The night is the brainchild of Newcastle-based comedian Neil Harris and features other Newcastle-based comics such as Kelly Edgar, Matt Wheelwright and Luke Connell, who shares his wisdom about his favourite medieval sea creatures, with a bunch of fives…

The hippopotamus. Ok, not a sea creature, but medieval thought uses the term ‘fish’ to gather all creatures dwelling, or just hanging out, in the water (so crocodiles, for example, are also ‘fish’). The word ‘hippopotamus’ means ‘river horse’ and this was taken quite literally, with depictions giving them horses’ heads and bodies, and they were even said to neigh. Nature was thought of as a craftswoman using the same components in different combinations to make different animal bodies, so you get animals that are a bit like when someone’s lost the instructions for their Lego set and is just mucking about.
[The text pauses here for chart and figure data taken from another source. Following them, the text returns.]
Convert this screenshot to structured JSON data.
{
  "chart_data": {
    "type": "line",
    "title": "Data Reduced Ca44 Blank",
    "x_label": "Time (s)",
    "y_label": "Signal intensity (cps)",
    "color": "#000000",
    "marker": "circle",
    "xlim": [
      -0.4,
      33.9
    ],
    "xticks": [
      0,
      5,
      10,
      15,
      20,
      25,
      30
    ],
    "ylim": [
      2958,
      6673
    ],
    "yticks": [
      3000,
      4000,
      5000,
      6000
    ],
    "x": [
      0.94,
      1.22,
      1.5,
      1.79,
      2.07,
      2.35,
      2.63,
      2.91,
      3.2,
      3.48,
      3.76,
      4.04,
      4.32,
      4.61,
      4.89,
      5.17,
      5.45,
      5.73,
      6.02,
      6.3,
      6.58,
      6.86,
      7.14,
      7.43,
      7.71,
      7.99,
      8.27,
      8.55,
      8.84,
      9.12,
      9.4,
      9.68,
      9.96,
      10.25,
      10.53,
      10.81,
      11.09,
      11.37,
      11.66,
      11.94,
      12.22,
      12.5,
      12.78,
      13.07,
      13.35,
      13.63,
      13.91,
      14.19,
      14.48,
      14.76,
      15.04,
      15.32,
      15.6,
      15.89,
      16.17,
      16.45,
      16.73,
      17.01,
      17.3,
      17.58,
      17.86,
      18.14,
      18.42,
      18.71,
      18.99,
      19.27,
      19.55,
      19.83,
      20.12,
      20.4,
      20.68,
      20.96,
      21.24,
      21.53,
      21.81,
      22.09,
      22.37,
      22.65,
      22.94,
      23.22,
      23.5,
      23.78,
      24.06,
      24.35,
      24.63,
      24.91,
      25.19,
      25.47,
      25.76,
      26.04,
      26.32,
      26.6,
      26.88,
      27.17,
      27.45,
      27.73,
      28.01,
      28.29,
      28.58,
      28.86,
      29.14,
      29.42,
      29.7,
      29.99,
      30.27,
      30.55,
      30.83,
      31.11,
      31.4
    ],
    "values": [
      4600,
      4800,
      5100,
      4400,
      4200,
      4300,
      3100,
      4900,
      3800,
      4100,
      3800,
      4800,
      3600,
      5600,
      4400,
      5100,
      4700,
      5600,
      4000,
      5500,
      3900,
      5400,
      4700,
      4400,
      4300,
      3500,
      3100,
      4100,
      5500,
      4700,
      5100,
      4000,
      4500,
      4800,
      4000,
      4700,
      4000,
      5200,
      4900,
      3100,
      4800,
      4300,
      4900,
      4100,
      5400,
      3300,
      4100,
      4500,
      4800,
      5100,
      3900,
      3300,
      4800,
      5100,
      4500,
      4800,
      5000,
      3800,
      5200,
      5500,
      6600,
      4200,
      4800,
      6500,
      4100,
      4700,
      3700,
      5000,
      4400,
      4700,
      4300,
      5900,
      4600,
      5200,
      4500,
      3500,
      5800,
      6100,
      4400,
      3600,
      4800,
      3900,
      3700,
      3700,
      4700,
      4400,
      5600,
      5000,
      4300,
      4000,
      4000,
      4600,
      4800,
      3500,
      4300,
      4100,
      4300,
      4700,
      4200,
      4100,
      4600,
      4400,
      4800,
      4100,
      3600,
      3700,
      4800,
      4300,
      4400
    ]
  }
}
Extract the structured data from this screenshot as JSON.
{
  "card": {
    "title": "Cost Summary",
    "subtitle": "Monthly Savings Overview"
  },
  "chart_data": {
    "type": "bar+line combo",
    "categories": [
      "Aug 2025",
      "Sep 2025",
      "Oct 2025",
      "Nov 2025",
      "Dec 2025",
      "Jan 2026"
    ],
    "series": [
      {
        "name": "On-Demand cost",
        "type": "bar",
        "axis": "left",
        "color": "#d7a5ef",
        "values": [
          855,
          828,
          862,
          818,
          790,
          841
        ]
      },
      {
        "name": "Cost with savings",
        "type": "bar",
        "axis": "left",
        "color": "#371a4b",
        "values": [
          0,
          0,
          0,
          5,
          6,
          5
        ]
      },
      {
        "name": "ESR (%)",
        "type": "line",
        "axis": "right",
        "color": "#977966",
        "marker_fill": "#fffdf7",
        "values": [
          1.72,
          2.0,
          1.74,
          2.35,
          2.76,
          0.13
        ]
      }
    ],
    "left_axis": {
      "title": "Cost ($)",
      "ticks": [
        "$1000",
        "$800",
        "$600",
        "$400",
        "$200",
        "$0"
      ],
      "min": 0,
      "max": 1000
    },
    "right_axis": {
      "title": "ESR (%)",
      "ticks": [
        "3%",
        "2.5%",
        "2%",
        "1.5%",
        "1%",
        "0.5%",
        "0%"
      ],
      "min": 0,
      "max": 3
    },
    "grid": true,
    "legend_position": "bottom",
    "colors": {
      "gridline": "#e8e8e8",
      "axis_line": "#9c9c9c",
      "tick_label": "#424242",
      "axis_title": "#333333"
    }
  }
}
The octopus. Artists seem to have been very confused about what an octopus is, with a wide variety of depictions that make it fish-like, insect-like, bird-like or even humanoid. Again, Nature had done very inventive work on making this monstrous creature. The octopus’s many feet, arms or tentacles were thought to symbolise the many faces of liars. Deceptive and dangerous, the octopus would sneak up on boats and use its tentacles to hug a sailor and drag them down underwater for its lunch.

The oyster was at the other end of the spectrum. Passive, motionless and plant-like, its only action is to open its shell just a tiny bit to let in a drop of dew, which then hardens and forms a pearl. The best pearls come from the morning dew, with an intense whiteness that represents purity and chastity.

The sea-monk. Ok, we know about monkfish, but the sea-monk was more literally the underwater version of a monk, with a tonsure, the monastic way of shaving the head to show humility. In medieval zoology, lots of land creatures were thought to have a sea equivalent, so you get an amazing range of things like sea-horses, familiar to us, but also sea-rams, sea-peacocks and even sea-centipedes.

The scarus is a smart fish. When it gets caught in fishing nets, it avoids thrashing around, which would entangle it more, and instead delicately reverses out of the net. A scarus will always come to the aid of another scarus that it sees trapped. These were fish that showed solidarity to fight the power.